The COMPAS programme was not of a legal nature, however, but was designed to predict the rate of recidivism based on publicly available information. The main objection to the programme was that its methodology was a proprietary trade secret that could not be accessed by the offender prior to sentence. The Wisconsin Supreme Court held that it did not violate Mr Loomis’s due process rights, provided that any report that relied on COMPAS included a number of warnings for the judge who considered it.
Could an algorithm be developed that actually assisted, for example, sentencing decisions, or personal injuries assessments? Several thousand sentencing decisions are made in Ireland every year, that rely on a relatively predictable considerations, including: the offence itself; the maximum available sentence; the impact of the offence on the victim(s); the age and stage in life of the offender; any history of substance abuse; any previous offences; the other people likely to be affected by the sentencing decision; the sentences handed down to any co-accused; whether (or when) a plea of guilty was entered; whether the offender shows remorse; and whether he or she is likely to re-offend.

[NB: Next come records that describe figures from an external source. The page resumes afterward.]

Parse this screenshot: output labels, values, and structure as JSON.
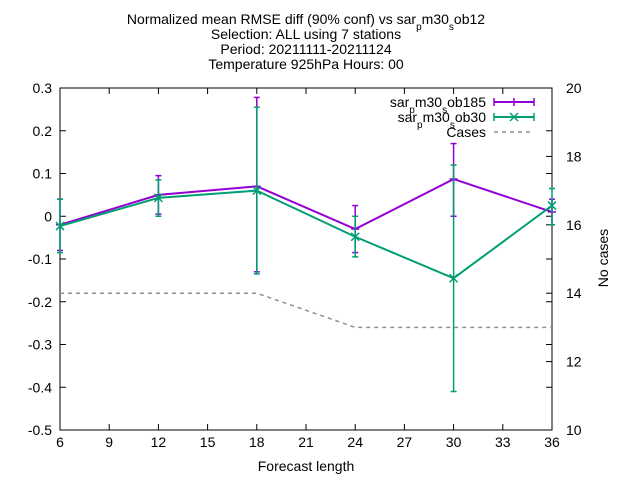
{
  "chart_data": {
    "type": "line",
    "title_lines": [
      "Normalized mean RMSE diff (90% conf) vs sar_pm30_sob12",
      "Selection: ALL using     7 stations",
      "Period: 20211111-20211124",
      "Temperature 925hPa   Hours: 00"
    ],
    "title_runs": [
      [
        {
          "t": "Normalized mean RMSE diff (90% conf) vs sar"
        },
        {
          "t": "p",
          "sub": true
        },
        {
          "t": "m30"
        },
        {
          "t": "s",
          "sub": true
        },
        {
          "t": "ob12"
        }
      ],
      [
        {
          "t": "Selection: ALL using     7 stations"
        }
      ],
      [
        {
          "t": "Period: 20211111-20211124"
        }
      ],
      [
        {
          "t": "Temperature 925hPa   Hours: 00"
        }
      ]
    ],
    "xlabel": "Forecast length",
    "ylabel_right": "No cases",
    "x_ticks": [
      "6",
      "9",
      "12",
      "15",
      "18",
      "21",
      "24",
      "27",
      "30",
      "33",
      "36"
    ],
    "y_ticks": [
      "0.3",
      "0.2",
      "0.1",
      "0",
      "-0.1",
      "-0.2",
      "-0.3",
      "-0.4",
      "-0.5"
    ],
    "y2_ticks": [
      "20",
      "18",
      "16",
      "14",
      "12",
      "10"
    ],
    "xlim": [
      6,
      36
    ],
    "ylim": [
      -0.5,
      0.3
    ],
    "y2lim": [
      10,
      20
    ],
    "grid": false,
    "legend_position": "top-right",
    "series": [
      {
        "name": "sar_pm30_sob185",
        "label_runs": [
          {
            "t": "sar"
          },
          {
            "t": "p",
            "sub": true
          },
          {
            "t": "m30"
          },
          {
            "t": "s",
            "sub": true
          },
          {
            "t": "ob185"
          }
        ],
        "color": "#9400d3",
        "marker": "plus",
        "axis": "y",
        "x": [
          6,
          12,
          18,
          24,
          30,
          36
        ],
        "y": [
          -0.02,
          0.05,
          0.07,
          -0.03,
          0.087,
          0.01
        ],
        "err_low": [
          -0.08,
          0.005,
          -0.13,
          -0.085,
          0.0,
          -0.02
        ],
        "err_high": [
          0.04,
          0.095,
          0.278,
          0.025,
          0.17,
          0.04
        ]
      },
      {
        "name": "sar_pm30_sob30",
        "label_runs": [
          {
            "t": "sar"
          },
          {
            "t": "p",
            "sub": true
          },
          {
            "t": "m30"
          },
          {
            "t": "s",
            "sub": true
          },
          {
            "t": "ob30"
          }
        ],
        "color": "#009e73",
        "marker": "cross",
        "axis": "y",
        "x": [
          6,
          12,
          18,
          24,
          30,
          36
        ],
        "y": [
          -0.023,
          0.043,
          0.06,
          -0.048,
          -0.145,
          0.025
        ],
        "err_low": [
          -0.085,
          0.0,
          -0.135,
          -0.095,
          -0.41,
          -0.02
        ],
        "err_high": [
          0.04,
          0.085,
          0.255,
          0.0,
          0.12,
          0.065
        ]
      },
      {
        "name": "Cases",
        "label_runs": [
          {
            "t": "Cases"
          }
        ],
        "color": "#909090",
        "dashed": true,
        "axis": "y2",
        "x": [
          6,
          12,
          18,
          24,
          30,
          36
        ],
        "y": [
          14,
          14,
          14,
          13,
          13,
          13
        ]
      }
    ]
  }
}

Unlike the UK, where there are sentencing guidelines, in Ireland there is often perceived to be quite a disparity in the sentences handed down for particular offences.
It seems probable that a programme could be developed that assimilated all of the sentencing decisions made each year, and the various considerations involved, then applied them to each new case. Such an algorithm could be of value to judges, and to the solicitors and barristers in the case, if it were publicly available and had a comprehensible methodology. For example, having considered the ‘inputs’ in a particular sentencing decision, it could identify the five or six previous decisions most relevant to the case at hand.
Such a programme might have other advantages. It would probably identify ‘outlier’ judges who were particularly light or harsh in their sentencing decisions. It might also indicate whether there were any bias in the system based on ethnicity, class or gender.
The danger would be if any decision were left to the programme itself. Nobody wants decisions of such magnitude to be made by a computer programme alone. While an algorithm could assist in the decision-making process, the decision itself would have to be made by a person.